Companion depth: Symmetric vs Asymmetric Encryption Under the Hood explains why certs use public keys and why bulk traffic uses symmetric session keys. For one full call from TCP open through handshake and encrypted Application Data, see HTTPS Encryption Lifecycle Under the Hood.
HTTP versions (short map)
| Version | Transport habit | Note |
|---|---|---|
| HTTP/1.1 | TCP; text messages; keep-alive | One request at a time per connection (usual); pipelining rare |
| HTTP/2 | TCP; binary frames; multiplex streams | Still TLS in browsers for “HTTPS” |
| HTTP/3 | QUIC over UDP; TLS 1.3 integrated | Same origin “https://”; different lower layer (see TCP vs UDP Under the Hood) |
Use cases
| Situation | Prefer | Why |
|---|---|---|
| Public websites / APIs | HTTPS | Confidentiality + server auth expected |
| Browser apps | HTTPS | Cookies, tokens, mixed-content rules |
| Internal health on loopback | Sometimes HTTP | Local only; still prefer HTTPS in shared networks |
| Legacy device talking cleartext | HTTP only if unavoidable | Isolate; do not expose to the internet |
| HTTP/3 rollout | HTTPS on QUIC | Need UDP allowed on path |
Failure modes (wrong layer blame)
| Symptom | Often really | Not first |
|---|---|---|
| Browser “Your connection is not private” | Cert / trust / hostname / clock | App business logic |
SSLHandshakeException / TLS alert | Protocol/cipher/cert mismatch | HTTP 500 |
Connection refused / timeout | TCP / firewall / DNS | HTTPS vs HTTP scheme alone |
HTTP 502 / 503 | Upstream/app after TLS OK | “TLS is broken” |
Works on :80, fails on :443 | Cert or TLS config | “HTTP methods wrong” |
Why it still matters
CDNs, API gateways, and service meshes terminate TLS and speak HTTP upstream. You must know where TLS ends. Observability that only logs HTTP status after a mesh will miss handshake failures at the edge.

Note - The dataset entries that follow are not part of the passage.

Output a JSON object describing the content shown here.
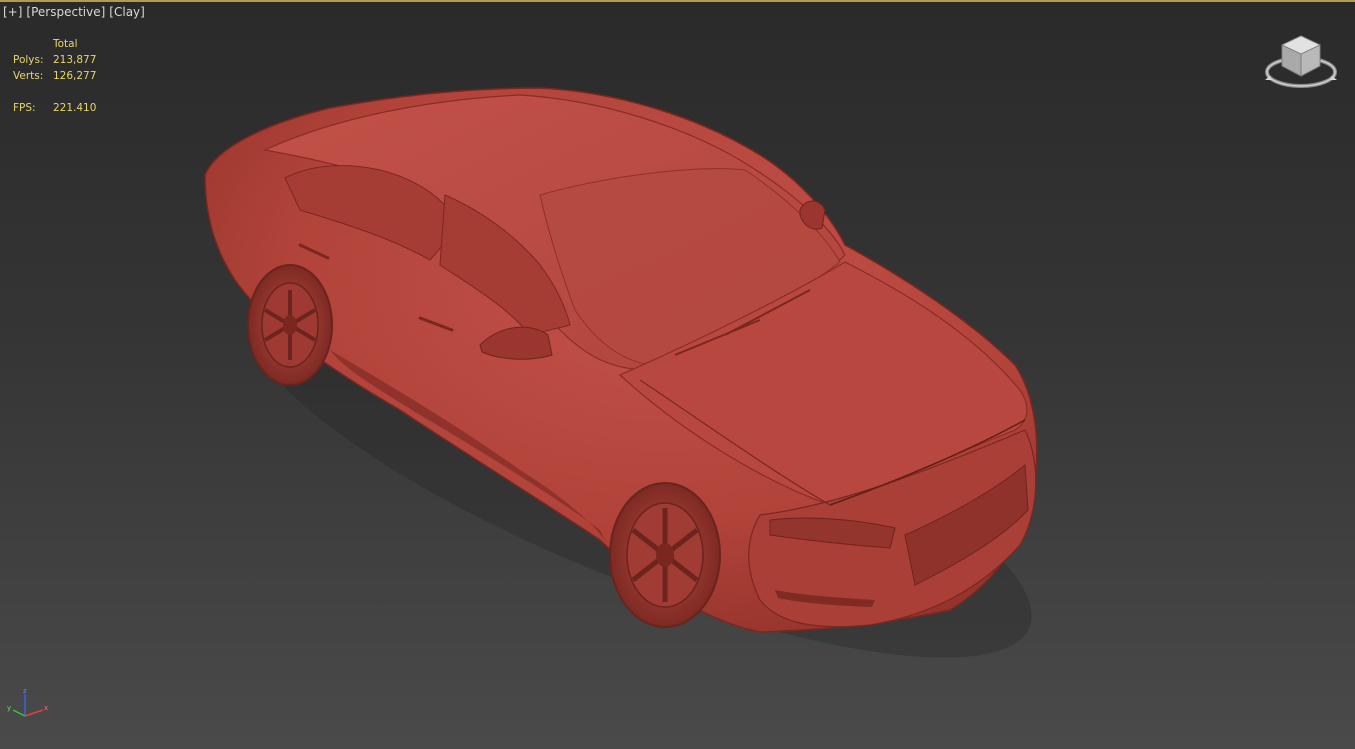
{
  "viewport": {
    "labels": [
      "[+]",
      "[Perspective]",
      "[Clay]"
    ]
  },
  "stats": {
    "header": "Total",
    "polys_label": "Polys:",
    "polys_value": "213,877",
    "verts_label": "Verts:",
    "verts_value": "126,277",
    "fps_label": "FPS:",
    "fps_value": "221.410"
  },
  "colors": {
    "clay": "#b5433a",
    "background_top": "#2a2a2a",
    "background_bottom": "#4a4a4a",
    "stats_text": "#e7d76b",
    "active_border": "#b79a4f"
  },
  "icons": {
    "viewcube": "viewcube-icon",
    "axis": "axis-tripod-icon"
  }
}
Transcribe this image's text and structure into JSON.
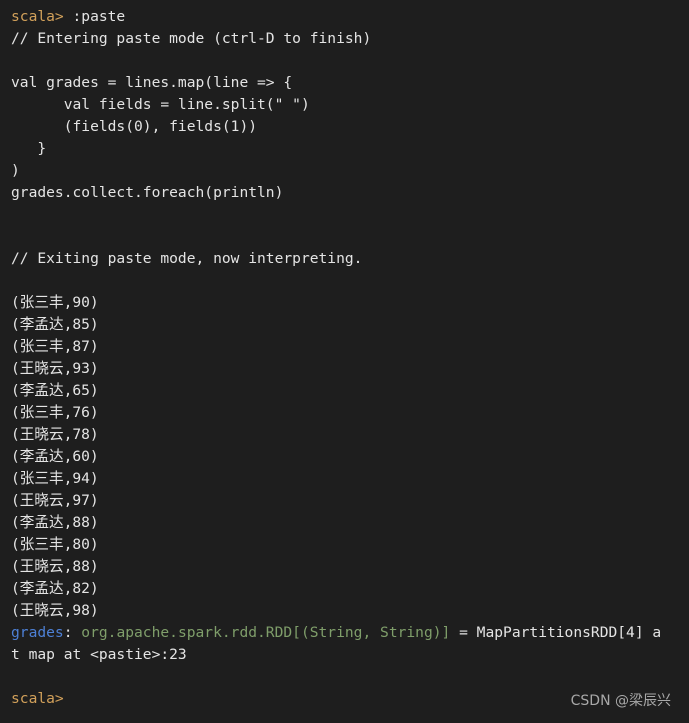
{
  "terminal": {
    "app": "scala-repl",
    "colors": {
      "background": "#1e1e1e",
      "foreground": "#e4e4e4",
      "prompt": "#d1a05a",
      "identifier": "#4d80d6",
      "type": "#7f9e6a"
    },
    "lines": [
      {
        "id": "l01",
        "segments": [
          {
            "name": "prompt",
            "text": "scala>",
            "style": "tok-prompt"
          },
          {
            "name": "command",
            "text": " :paste",
            "style": "tok-plain"
          }
        ]
      },
      {
        "id": "l02",
        "segments": [
          {
            "name": "comment",
            "text": "// Entering paste mode (ctrl-D to finish)",
            "style": "tok-plain"
          }
        ]
      },
      {
        "id": "l03",
        "segments": []
      },
      {
        "id": "l04",
        "segments": [
          {
            "name": "code",
            "text": "val grades = lines.map(line => {",
            "style": "tok-plain"
          }
        ]
      },
      {
        "id": "l05",
        "segments": [
          {
            "name": "code",
            "text": "      val fields = line.split(\" \")",
            "style": "tok-plain"
          }
        ]
      },
      {
        "id": "l06",
        "segments": [
          {
            "name": "code",
            "text": "      (fields(0), fields(1))",
            "style": "tok-plain"
          }
        ]
      },
      {
        "id": "l07",
        "segments": [
          {
            "name": "code",
            "text": "   }",
            "style": "tok-plain"
          }
        ]
      },
      {
        "id": "l08",
        "segments": [
          {
            "name": "code",
            "text": ")",
            "style": "tok-plain"
          }
        ]
      },
      {
        "id": "l09",
        "segments": [
          {
            "name": "code",
            "text": "grades.collect.foreach(println)",
            "style": "tok-plain"
          }
        ]
      },
      {
        "id": "l10",
        "segments": []
      },
      {
        "id": "l11",
        "segments": []
      },
      {
        "id": "l12",
        "segments": [
          {
            "name": "comment",
            "text": "// Exiting paste mode, now interpreting.",
            "style": "tok-plain"
          }
        ]
      },
      {
        "id": "l13",
        "segments": []
      },
      {
        "id": "l14",
        "segments": [
          {
            "name": "output",
            "text": "(张三丰,90)",
            "style": "tok-plain"
          }
        ]
      },
      {
        "id": "l15",
        "segments": [
          {
            "name": "output",
            "text": "(李孟达,85)",
            "style": "tok-plain"
          }
        ]
      },
      {
        "id": "l16",
        "segments": [
          {
            "name": "output",
            "text": "(张三丰,87)",
            "style": "tok-plain"
          }
        ]
      },
      {
        "id": "l17",
        "segments": [
          {
            "name": "output",
            "text": "(王晓云,93)",
            "style": "tok-plain"
          }
        ]
      },
      {
        "id": "l18",
        "segments": [
          {
            "name": "output",
            "text": "(李孟达,65)",
            "style": "tok-plain"
          }
        ]
      },
      {
        "id": "l19",
        "segments": [
          {
            "name": "output",
            "text": "(张三丰,76)",
            "style": "tok-plain"
          }
        ]
      },
      {
        "id": "l20",
        "segments": [
          {
            "name": "output",
            "text": "(王晓云,78)",
            "style": "tok-plain"
          }
        ]
      },
      {
        "id": "l21",
        "segments": [
          {
            "name": "output",
            "text": "(李孟达,60)",
            "style": "tok-plain"
          }
        ]
      },
      {
        "id": "l22",
        "segments": [
          {
            "name": "output",
            "text": "(张三丰,94)",
            "style": "tok-plain"
          }
        ]
      },
      {
        "id": "l23",
        "segments": [
          {
            "name": "output",
            "text": "(王晓云,97)",
            "style": "tok-plain"
          }
        ]
      },
      {
        "id": "l24",
        "segments": [
          {
            "name": "output",
            "text": "(李孟达,88)",
            "style": "tok-plain"
          }
        ]
      },
      {
        "id": "l25",
        "segments": [
          {
            "name": "output",
            "text": "(张三丰,80)",
            "style": "tok-plain"
          }
        ]
      },
      {
        "id": "l26",
        "segments": [
          {
            "name": "output",
            "text": "(王晓云,88)",
            "style": "tok-plain"
          }
        ]
      },
      {
        "id": "l27",
        "segments": [
          {
            "name": "output",
            "text": "(李孟达,82)",
            "style": "tok-plain"
          }
        ]
      },
      {
        "id": "l28",
        "segments": [
          {
            "name": "output",
            "text": "(王晓云,98)",
            "style": "tok-plain"
          }
        ]
      },
      {
        "id": "l29",
        "segments": [
          {
            "name": "result-name",
            "text": "grades",
            "style": "tok-ident"
          },
          {
            "name": "result-colon",
            "text": ": ",
            "style": "tok-plain"
          },
          {
            "name": "result-type",
            "text": "org.apache.spark.rdd.RDD[(String, String)]",
            "style": "tok-type"
          },
          {
            "name": "result-value",
            "text": " = MapPartitionsRDD[4] a",
            "style": "tok-plain"
          }
        ]
      },
      {
        "id": "l30",
        "segments": [
          {
            "name": "result-value-wrap",
            "text": "t map at <pastie>:23",
            "style": "tok-plain"
          }
        ]
      },
      {
        "id": "l31",
        "segments": []
      },
      {
        "id": "l32",
        "segments": [
          {
            "name": "prompt",
            "text": "scala>",
            "style": "tok-prompt"
          }
        ]
      }
    ]
  },
  "watermark": {
    "text": "CSDN @梁辰兴"
  }
}
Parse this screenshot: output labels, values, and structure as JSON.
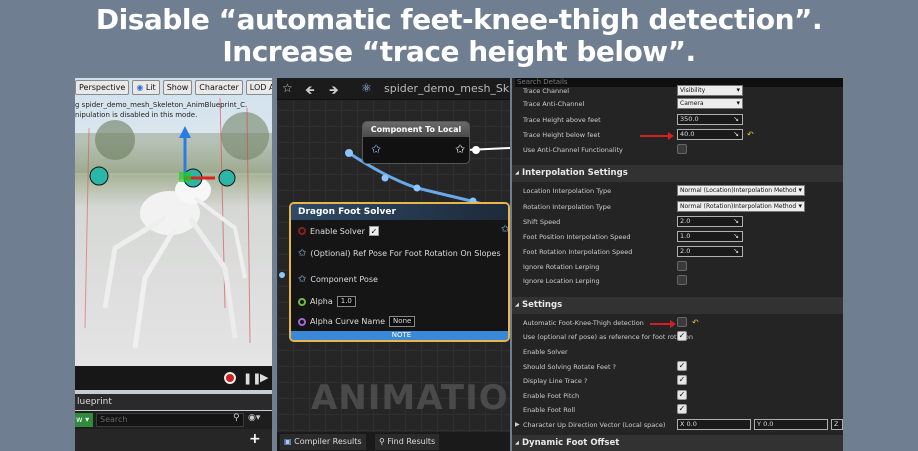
{
  "headline": {
    "line1": "Disable “automatic feet-knee-thigh detection”.",
    "line2": "Increase “trace height below”."
  },
  "viewport": {
    "toolbar": [
      "Perspective",
      "Lit",
      "Show",
      "Character",
      "LOD Auto"
    ],
    "message_line1": "g spider_demo_mesh_Skeleton_AnimBlueprint_C.",
    "message_line2": "nipulation is disabled in this mode.",
    "blueprint_tab": "lueprint",
    "view_label": "w",
    "search_placeholder": "Search"
  },
  "graph": {
    "title": "spider_demo_mesh_Sk",
    "component_node_title": "Component To Local",
    "dfs_node": {
      "title": "Dragon Foot Solver",
      "enable_solver": "Enable Solver",
      "ref_pose": "(Optional) Ref Pose For Foot Rotation On Slopes",
      "component_pose": "Component Pose",
      "alpha_label": "Alpha",
      "alpha_value": "1.0",
      "alpha_curve_label": "Alpha Curve Name",
      "alpha_curve_value": "None",
      "note": "NOTE"
    },
    "watermark": "ANIMATION",
    "tabs": [
      "Compiler Results",
      "Find Results"
    ]
  },
  "details": {
    "search_placeholder": "Search Details",
    "rows_top": [
      {
        "label": "Trace Channel",
        "value": "Visibility",
        "kind": "dropdown"
      },
      {
        "label": "Trace Anti-Channel",
        "value": "Camera",
        "kind": "dropdown"
      },
      {
        "label": "Trace Height above feet",
        "value": "350.0",
        "kind": "number"
      },
      {
        "label": "Trace Height below feet",
        "value": "40.0",
        "kind": "number"
      },
      {
        "label": "Use Anti-Channel Functionality",
        "value": "",
        "kind": "checkbox"
      }
    ],
    "sections": {
      "interp": "Interpolation Settings",
      "settings": "Settings",
      "dynamic": "Dynamic Foot Offset"
    },
    "interp_rows": [
      {
        "label": "Location Interpolation Type",
        "value": "Normal (Location)Interpolation Method",
        "kind": "dropdown"
      },
      {
        "label": "Rotation Interpolation Type",
        "value": "Normal (Rotation)Interpolation Method",
        "kind": "dropdown"
      },
      {
        "label": "Shift Speed",
        "value": "2.0",
        "kind": "number"
      },
      {
        "label": "Foot Position Interpolation Speed",
        "value": "1.0",
        "kind": "number"
      },
      {
        "label": "Foot Rotation Interpolation Speed",
        "value": "2.0",
        "kind": "number"
      },
      {
        "label": "Ignore Rotation Lerping",
        "value": "",
        "kind": "checkbox"
      },
      {
        "label": "Ignore Location Lerping",
        "value": "",
        "kind": "checkbox"
      }
    ],
    "settings_rows": [
      {
        "label": "Automatic Foot-Knee-Thigh detection",
        "checked": false
      },
      {
        "label": "Use (optional ref pose) as reference for foot rotation",
        "checked": true
      },
      {
        "label": "Enable Solver",
        "checked": null
      },
      {
        "label": "Should Solving Rotate Feet ?",
        "checked": true
      },
      {
        "label": "Display Line Trace ?",
        "checked": true
      },
      {
        "label": "Enable Foot Pitch",
        "checked": true
      },
      {
        "label": "Enable Foot Roll",
        "checked": true
      }
    ],
    "vector_row": {
      "label": "Character Up Direction Vector (Local space)",
      "x_label": "X",
      "x_value": "0.0",
      "y_label": "Y",
      "y_value": "0.0",
      "z_label": "Z"
    }
  },
  "colors": {
    "background": "#6f7f91",
    "annotation_arrow": "#d02020",
    "node_border": "#e8b64a",
    "note_bar": "#3a88d8"
  }
}
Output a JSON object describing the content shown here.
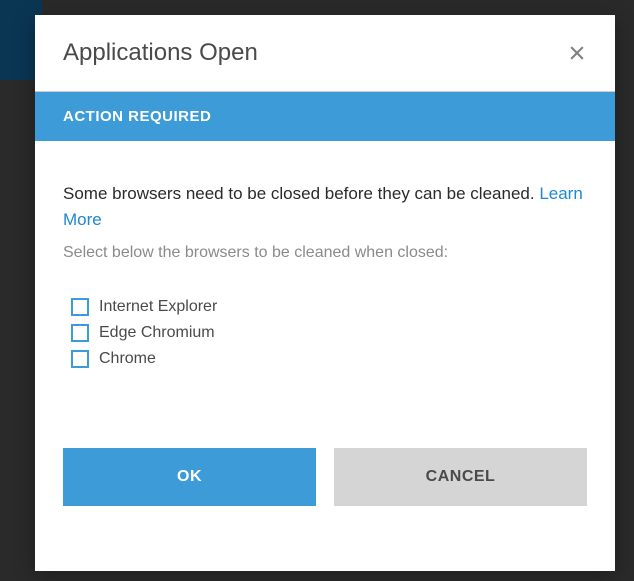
{
  "dialog": {
    "title": "Applications Open",
    "banner": "ACTION REQUIRED",
    "message_prefix": "Some browsers need to be closed before they can be cleaned. ",
    "learn_more": "Learn More",
    "subtext": "Select below the browsers to be cleaned when closed:",
    "checkboxes": [
      {
        "label": "Internet Explorer"
      },
      {
        "label": "Edge Chromium"
      },
      {
        "label": "Chrome"
      }
    ],
    "buttons": {
      "ok": "OK",
      "cancel": "CANCEL"
    }
  }
}
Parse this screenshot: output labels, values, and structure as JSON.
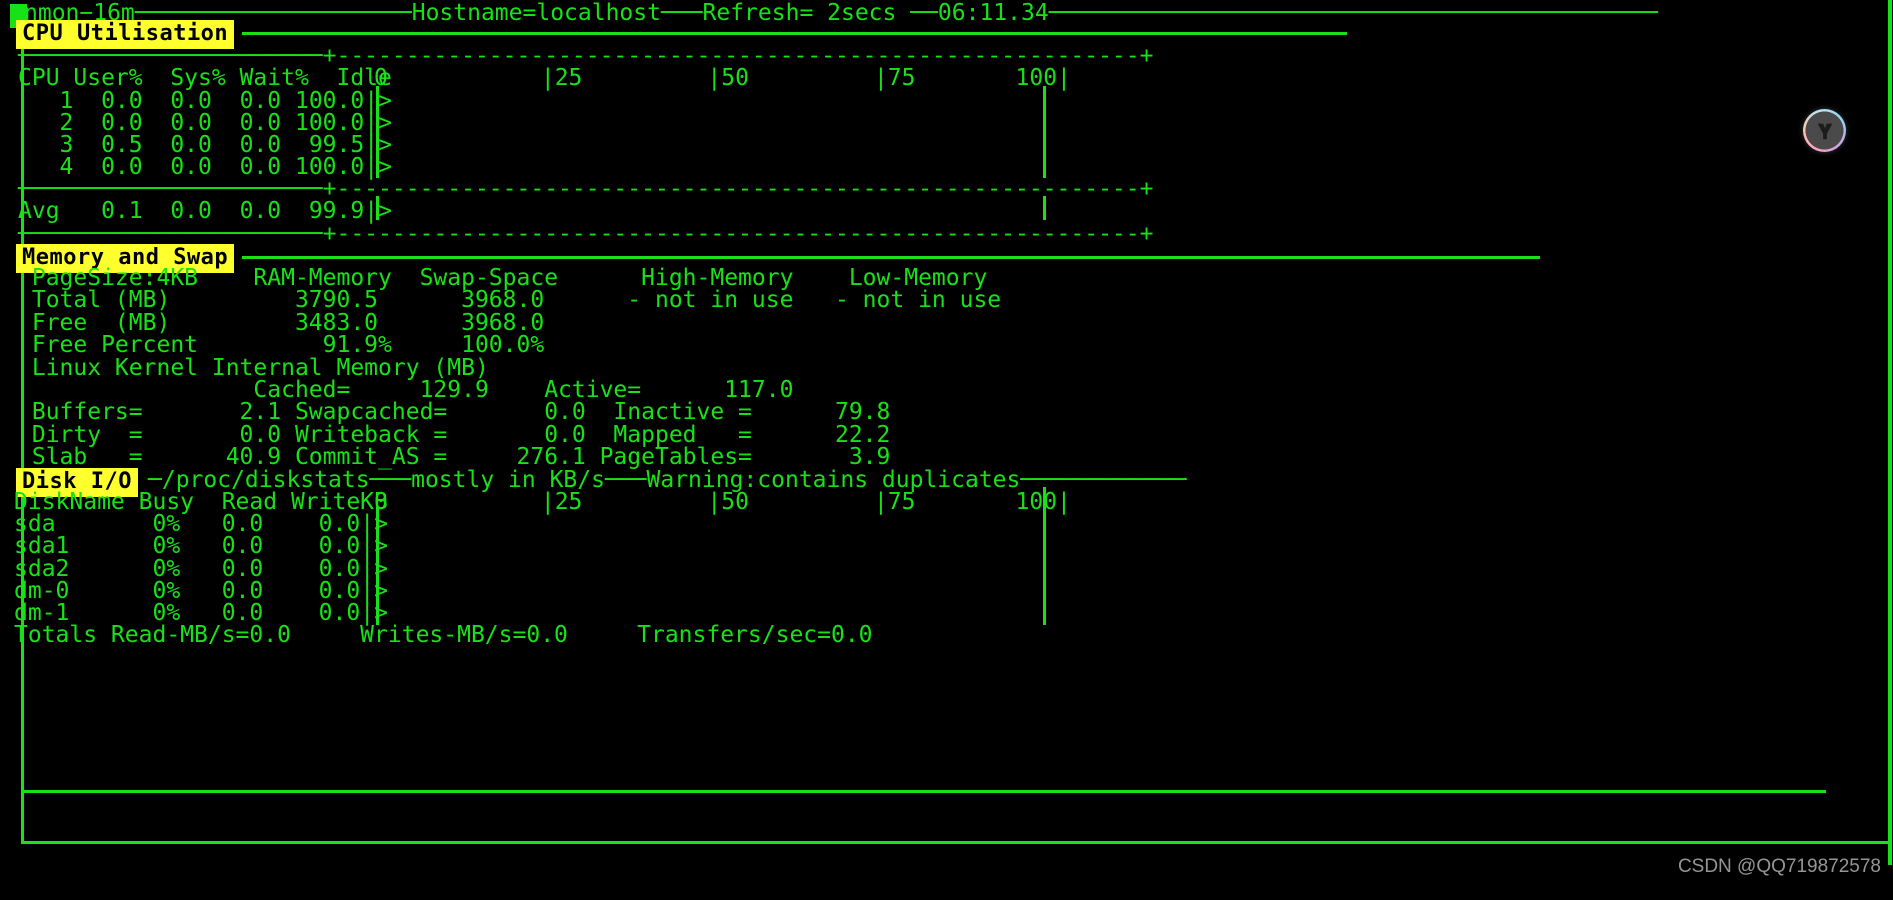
{
  "app": {
    "name": "nmon",
    "version_label": "nmon−16m",
    "header_line": "nmon−16m────────────────────Hostname=localhost───Refresh= 2secs ──06:11.34────────────────────────────────────────────",
    "hostname_label": "Hostname=localhost",
    "refresh_label": "Refresh= 2secs",
    "clock_label": "06:11.34",
    "colors": {
      "foreground": "#18e118",
      "background": "#000000",
      "banner_bg": "#ffff2e",
      "banner_fg": "#000000",
      "watermark": "#cfcfcf"
    }
  },
  "cpu_section": {
    "banner": "CPU Utilisation",
    "divider": "──────────────────────+----------------------------------------------------------+",
    "dashes_left": "----------------------+",
    "dashes_right": "-----------------------------------------------------------+",
    "header_cols": "CPU User%  Sys% Wait%  Idle",
    "scale_labels": [
      "0",
      "|25",
      "|50",
      "|75",
      "100|"
    ],
    "rows": [
      {
        "cpu": "   1",
        "user": "  0.0",
        "sys": "  0.0",
        "wait": "  0.0",
        "idle": " 100.0",
        "bar": ">"
      },
      {
        "cpu": "   2",
        "user": "  0.0",
        "sys": "  0.0",
        "wait": "  0.0",
        "idle": " 100.0",
        "bar": ">"
      },
      {
        "cpu": "   3",
        "user": "  0.5",
        "sys": "  0.0",
        "wait": "  0.0",
        "idle": "  99.5",
        "bar": ">"
      },
      {
        "cpu": "   4",
        "user": "  0.0",
        "sys": "  0.0",
        "wait": "  0.0",
        "idle": " 100.0",
        "bar": ">"
      }
    ],
    "avg_row": {
      "cpu": "Avg ",
      "user": "  0.1",
      "sys": "  0.0",
      "wait": "  0.0",
      "idle": "  99.9",
      "bar": ">"
    }
  },
  "memory_section": {
    "banner": "Memory and Swap",
    "col_headers": " PageSize:4KB    RAM-Memory  Swap-Space      High-Memory    Low-Memory",
    "rows": [
      " Total (MB)         3790.5      3968.0      - not in use   - not in use",
      " Free  (MB)         3483.0      3968.0",
      " Free Percent         91.9%     100.0%"
    ],
    "kernel_title": " Linux Kernel Internal Memory (MB)",
    "kernel_rows": [
      "                 Cached=     129.9    Active=      117.0",
      " Buffers=       2.1 Swapcached=       0.0  Inactive =      79.8",
      " Dirty  =       0.0 Writeback =       0.0  Mapped   =      22.2",
      " Slab   =      40.9 Commit_AS =     276.1 PageTables=       3.9"
    ],
    "values": {
      "page_size": "4KB",
      "ram_total_mb": "3790.5",
      "swap_total_mb": "3968.0",
      "ram_free_mb": "3483.0",
      "swap_free_mb": "3968.0",
      "ram_free_percent": "91.9%",
      "swap_free_percent": "100.0%",
      "high_memory": "- not in use",
      "low_memory": "- not in use",
      "cached": "129.9",
      "active": "117.0",
      "buffers": "2.1",
      "swapcached": "0.0",
      "inactive": "79.8",
      "dirty": "0.0",
      "writeback": "0.0",
      "mapped": "22.2",
      "slab": "40.9",
      "commit_as": "276.1",
      "pagetables": "3.9"
    }
  },
  "disk_section": {
    "banner": "Disk I/O",
    "banner_suffix": "─/proc/diskstats───mostly in KB/s───Warning:contains duplicates────────────",
    "source_label": "/proc/diskstats",
    "units_label": "mostly in KB/s",
    "warning_label": "Warning:contains duplicates",
    "header_cols": "DiskName Busy  Read WriteKB",
    "scale_labels": [
      "0",
      "|25",
      "|50",
      "|75",
      "100|"
    ],
    "rows": [
      {
        "name": "sda     ",
        "busy": "  0%",
        "read": "   0.0",
        "write": "    0.0",
        "bar": ">"
      },
      {
        "name": "sda1    ",
        "busy": "  0%",
        "read": "   0.0",
        "write": "    0.0",
        "bar": ">"
      },
      {
        "name": "sda2    ",
        "busy": "  0%",
        "read": "   0.0",
        "write": "    0.0",
        "bar": ">"
      },
      {
        "name": "dm-0    ",
        "busy": "  0%",
        "read": "   0.0",
        "write": "    0.0",
        "bar": ">"
      },
      {
        "name": "dm-1    ",
        "busy": "  0%",
        "read": "   0.0",
        "write": "    0.0",
        "bar": ">"
      }
    ],
    "totals_line": "Totals Read-MB/s=0.0     Writes-MB/s=0.0     Transfers/sec=0.0",
    "totals": {
      "read_mb_s": "0.0",
      "writes_mb_s": "0.0",
      "transfers_sec": "0.0"
    }
  },
  "float_button": {
    "icon": "tri-segment-logo-icon"
  },
  "watermark": {
    "text": "CSDN @QQ719872578"
  },
  "chart_data": {
    "type": "bar",
    "title": "CPU Utilisation",
    "xlabel": "",
    "ylabel": "",
    "xlim": [
      0,
      100
    ],
    "grid": false,
    "legend": "none",
    "categories": [
      "1",
      "2",
      "3",
      "4",
      "Avg"
    ],
    "series": [
      {
        "name": "User%",
        "values": [
          0.0,
          0.0,
          0.5,
          0.0,
          0.1
        ]
      },
      {
        "name": "Sys%",
        "values": [
          0.0,
          0.0,
          0.0,
          0.0,
          0.0
        ]
      },
      {
        "name": "Wait%",
        "values": [
          0.0,
          0.0,
          0.0,
          0.0,
          0.0
        ]
      },
      {
        "name": "Idle",
        "values": [
          100.0,
          100.0,
          99.5,
          100.0,
          99.9
        ]
      }
    ],
    "tick_labels": [
      "0",
      "25",
      "50",
      "75",
      "100"
    ]
  }
}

Ask: where does TLS terminate, what names are on the cert, and is the client trusting the right store? If you cannot answer, HTTPS is unowned.
Final takeaway
HTTP is the language of requests and responses. HTTPS is that language spoken inside a TLS tunnel. Ports and versions change; the split stays: HTTP semantics above, cryptography below. Design and debug each layer on purpose.